Augusto Morales

Es increíble lo que después de muchas décadas viene aconteciendo en el mundo por un complicadísimo y generalizado problema de salubridad pública, debiendo asumir los gobiernos, casi que intempestivamente, responsabilidades políticas y la adopción de decisiones restrictivas de indiscutible incidencia en toda la población; y ninguno de aquellos, ni esta, se encontraban preparados para una epidemia de la magnitud como la que ahora nos agobia y atemoriza, la que golpea casi por igual a todos los sectores de las distintas sociedades, pero con mayor rigor a las de países en vía de desarrollo; y por supuesto que Colombia no podía escapar a la virulenta invasión.
Esta época de trabajo y estudio virtual y de permanencia forzada en casa, llevará a muchas reflexiones a los dirigentes de los Estados, pero también a la sociedad misma, máxime cuando resultan comprometidos derechos individuales fundamentales en la vida de los pueblos, y afectados los diferentes modos de vida en todos los países; fenómeno que, curiosa, simultánea y contrariamente favorece otras prerrogativas de índole social tales como los derechos a un ambiente sano, a la seguridad pública, y acceso igual, en el caso nuestro, al servicio público de agua potable.

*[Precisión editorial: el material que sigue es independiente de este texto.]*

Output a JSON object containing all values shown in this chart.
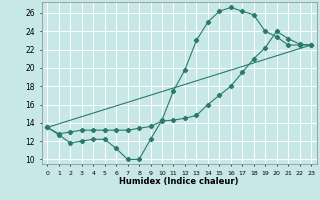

Aun cuando la expresión “pandemia” está reservada para las enfermedades, hay una de connotación o efecto similar, incluso podría ser más grave por espectro que tiene en el desarrollo de los pueblos: es la ‘corrupción’, la misma que no solo corrompe conciencias y constituye un pésimo ejemplo para la comunidad, sino que lleva a muchos corruptos a la cárcel (no a todos), la que también puede causar extrañas muertes; sustracción o aprovechamiento indebido de los bienes del Estado, pero especialmente de los dineros públicos, que afecta inconmensurablemente tantos derechos de las colectividades como la educación, la salud (cuántos fallecimientos se causarán por esa pecaminosa apropiación o abuso de dineros estatales), la seguridad, la justicia, la protección de gentes desvalidas, etc., etc., y muchos etcéteras más.
Ambas situaciones, corrupción y covid-19, afectan o afectarán de manera sensible las economías de las naciones, lo que genera(rá) incrementos fiscales y a la vez recortes presupuestales en muchos renglones, que entrañarán sacrificios personales y sociales, y seguramente, como consecuencia de esos menores recursos, resultaría damnificada, de igual manera, la justicia colombiana.
En efecto; uno de los deberes o responsabilidades de los servidores judiciales es, “resolver los asuntos sometidos a su consideración dentro de los términos previstos en la ley” (artículo 153 num. 15 Ley 270/96), y la historia judicial colombiana enseña que, al menos en las tres últimas décadas, ello no acaece, salvo con las acciones de tutela. Los asignaciones para el funcionamiento de la justicia siempre han sido cortas, al paso que la litigiosidad se incrementa casi que geométricamente. La crisis que se avecina, que se espera, sea superada rápida y fácilmente, va a incidir en una mayor litigiosidad y en el trámite de los procesos judiciales por la mayor congestión, y el estamento judicial difícilmente va a incrementarse, por lo que el mayor esfuerzo va a recaer en los actuales funcionarios y empleados, y en la limitación de insumos para su funcionamiento. Esto quizá obligará también a las autoridades administrativas de la justicia, entiéndase Consejo Superior de la Judicatura, a repensar junto con todo el aparato judicial, en los actuales modelos de gestión judicial; a agilizar el expediente virtual, dotando a la mayor brevedad de las herramientas indispensables para sacarlo avante, y, finalmente, ver materializado el propósito del constituyente plasmado en el artículo 228 de la Constitución: una pronta y cumplida justicia.